S-400 to Seoul? How South Korea Indirectly Acquires Cutting Edge Russian Air Defences
S-400 to Seoul? How South Korea Indirectly Acquires Cutting Edge Russian Air Defences by Military Watch for Check Point Asia
Politically precluded from buying Russian outright Seoul instead enlists Russian help in developing nominally domestic anti-aircraft weapons
Check Point Asia’s note: Article argues that South Koreans want Russian anti-aircraft technology because they recognize it is better. Another possibility is that they enlist the help of Russians because Americans are traditionally extremely loathe to engage in technology transfers even to their clients. (The reason Turks soured on the Patriots.)

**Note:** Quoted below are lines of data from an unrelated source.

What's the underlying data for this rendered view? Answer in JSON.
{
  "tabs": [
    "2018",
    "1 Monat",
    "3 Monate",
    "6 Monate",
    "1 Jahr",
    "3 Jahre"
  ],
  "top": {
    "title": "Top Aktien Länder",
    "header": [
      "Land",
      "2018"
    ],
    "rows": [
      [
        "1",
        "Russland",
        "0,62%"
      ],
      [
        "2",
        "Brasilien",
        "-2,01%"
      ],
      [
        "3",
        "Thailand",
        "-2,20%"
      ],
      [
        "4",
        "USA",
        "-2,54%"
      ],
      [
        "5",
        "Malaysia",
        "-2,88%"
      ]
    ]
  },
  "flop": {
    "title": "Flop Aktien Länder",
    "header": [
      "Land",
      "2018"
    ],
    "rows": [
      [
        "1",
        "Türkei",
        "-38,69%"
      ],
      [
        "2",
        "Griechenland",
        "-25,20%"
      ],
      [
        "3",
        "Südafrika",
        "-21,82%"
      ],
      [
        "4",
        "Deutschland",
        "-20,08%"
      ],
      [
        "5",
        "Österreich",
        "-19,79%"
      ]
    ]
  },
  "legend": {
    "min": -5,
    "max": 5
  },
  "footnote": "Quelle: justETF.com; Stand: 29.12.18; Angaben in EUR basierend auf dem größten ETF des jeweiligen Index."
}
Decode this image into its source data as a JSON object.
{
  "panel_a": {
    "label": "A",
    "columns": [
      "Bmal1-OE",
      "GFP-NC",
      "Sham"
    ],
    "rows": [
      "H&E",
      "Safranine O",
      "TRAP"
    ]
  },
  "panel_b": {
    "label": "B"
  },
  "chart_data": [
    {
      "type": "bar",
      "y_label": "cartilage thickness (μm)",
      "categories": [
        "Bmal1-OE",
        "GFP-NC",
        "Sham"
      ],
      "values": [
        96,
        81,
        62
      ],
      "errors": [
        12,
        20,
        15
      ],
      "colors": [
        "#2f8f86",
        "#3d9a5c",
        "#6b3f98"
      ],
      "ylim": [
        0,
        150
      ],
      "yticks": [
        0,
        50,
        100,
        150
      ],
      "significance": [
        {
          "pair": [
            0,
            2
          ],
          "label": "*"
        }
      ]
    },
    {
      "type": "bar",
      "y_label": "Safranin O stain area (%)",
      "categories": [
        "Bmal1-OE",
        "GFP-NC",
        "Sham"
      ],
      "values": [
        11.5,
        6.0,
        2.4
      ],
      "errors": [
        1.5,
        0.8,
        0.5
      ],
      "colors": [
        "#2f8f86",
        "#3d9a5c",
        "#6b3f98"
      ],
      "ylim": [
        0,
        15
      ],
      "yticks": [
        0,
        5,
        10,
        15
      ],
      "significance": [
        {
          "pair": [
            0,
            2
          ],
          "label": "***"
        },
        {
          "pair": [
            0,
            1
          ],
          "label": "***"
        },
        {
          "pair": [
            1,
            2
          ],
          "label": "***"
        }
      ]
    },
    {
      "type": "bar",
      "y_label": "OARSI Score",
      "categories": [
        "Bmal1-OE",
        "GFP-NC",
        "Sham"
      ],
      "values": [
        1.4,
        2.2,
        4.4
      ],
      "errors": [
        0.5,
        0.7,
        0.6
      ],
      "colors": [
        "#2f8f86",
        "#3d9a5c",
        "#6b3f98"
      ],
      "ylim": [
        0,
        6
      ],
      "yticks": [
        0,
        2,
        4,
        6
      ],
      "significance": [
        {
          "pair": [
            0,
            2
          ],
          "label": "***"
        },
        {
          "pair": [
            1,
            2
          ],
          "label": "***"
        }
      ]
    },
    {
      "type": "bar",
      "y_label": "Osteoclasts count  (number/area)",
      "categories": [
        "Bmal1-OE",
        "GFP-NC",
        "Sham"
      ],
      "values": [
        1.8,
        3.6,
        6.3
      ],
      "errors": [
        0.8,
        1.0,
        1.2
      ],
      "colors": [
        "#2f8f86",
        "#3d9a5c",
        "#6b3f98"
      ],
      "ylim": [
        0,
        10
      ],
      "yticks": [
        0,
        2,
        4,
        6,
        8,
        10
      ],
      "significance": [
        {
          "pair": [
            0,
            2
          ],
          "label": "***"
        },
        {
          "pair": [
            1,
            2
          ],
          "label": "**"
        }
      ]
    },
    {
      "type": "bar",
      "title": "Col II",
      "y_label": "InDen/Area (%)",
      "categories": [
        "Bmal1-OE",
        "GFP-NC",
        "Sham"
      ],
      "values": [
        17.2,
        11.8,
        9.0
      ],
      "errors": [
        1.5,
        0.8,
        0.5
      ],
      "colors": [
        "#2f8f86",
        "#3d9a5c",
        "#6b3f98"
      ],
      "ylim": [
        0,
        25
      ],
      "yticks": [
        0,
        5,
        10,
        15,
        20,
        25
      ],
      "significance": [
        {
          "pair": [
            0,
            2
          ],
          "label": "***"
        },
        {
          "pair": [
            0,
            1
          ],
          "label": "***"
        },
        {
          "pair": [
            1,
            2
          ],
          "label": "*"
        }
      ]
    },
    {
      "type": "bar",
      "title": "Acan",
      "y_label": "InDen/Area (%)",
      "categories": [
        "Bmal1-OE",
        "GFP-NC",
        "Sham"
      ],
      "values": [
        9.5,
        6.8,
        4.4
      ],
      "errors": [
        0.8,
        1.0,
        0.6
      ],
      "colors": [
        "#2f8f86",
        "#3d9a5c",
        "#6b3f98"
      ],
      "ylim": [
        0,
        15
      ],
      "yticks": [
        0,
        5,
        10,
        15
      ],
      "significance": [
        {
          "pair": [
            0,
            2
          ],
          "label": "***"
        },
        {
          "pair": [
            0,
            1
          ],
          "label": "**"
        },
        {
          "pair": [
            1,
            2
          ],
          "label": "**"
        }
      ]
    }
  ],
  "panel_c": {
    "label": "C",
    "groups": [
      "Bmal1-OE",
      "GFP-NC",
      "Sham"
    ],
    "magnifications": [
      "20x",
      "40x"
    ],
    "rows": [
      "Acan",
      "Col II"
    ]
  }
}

A number of longstanding Western military clients have recently taken steps to acquire Russian made surface to air missile systems to provide an effective air defence capability.
This has come as a result of the severe shortcomings of Western made air defence systems such as the Patriot missile battery, as demonstrated by its repeated combat failures when deployed in the Middle East by Israel, Saudi Arabia and the United States.
The latest of these has been South Korea, which has long shown a strong and longstanding interest in Russian made aircraft and air defence systems but has been unable to acquire them due to pressure from Washington.
Following the end of the Cold War state of the art Soviet arms, from the Su-27 air superiority fighters to the T-90 battle tanks and even the hulks of Soviet aircraft carriers, became widely available for export to almost any state regardless of its geopolitical affiliation.
South Korea showed interest in acquiring the S-300 air defence battery from Russia in the 1990s, which would not only provide it with a more capable long range anti aircraft system than any fielded by North Korea but would also provide an unparalleled security guarantee against missile attacks from the north.
As a result members of the U.S. Congress in 1997 voiced deep concerns over the possible sale of the S-300 systems to South Korea, purporting that Seoul should as a U.S. ally instead purchase the American made Patriot system. They noted in particular that the acquisition of the Patriot would ensure interoperability with assets assigned to U.S. Forces deployed to Korea.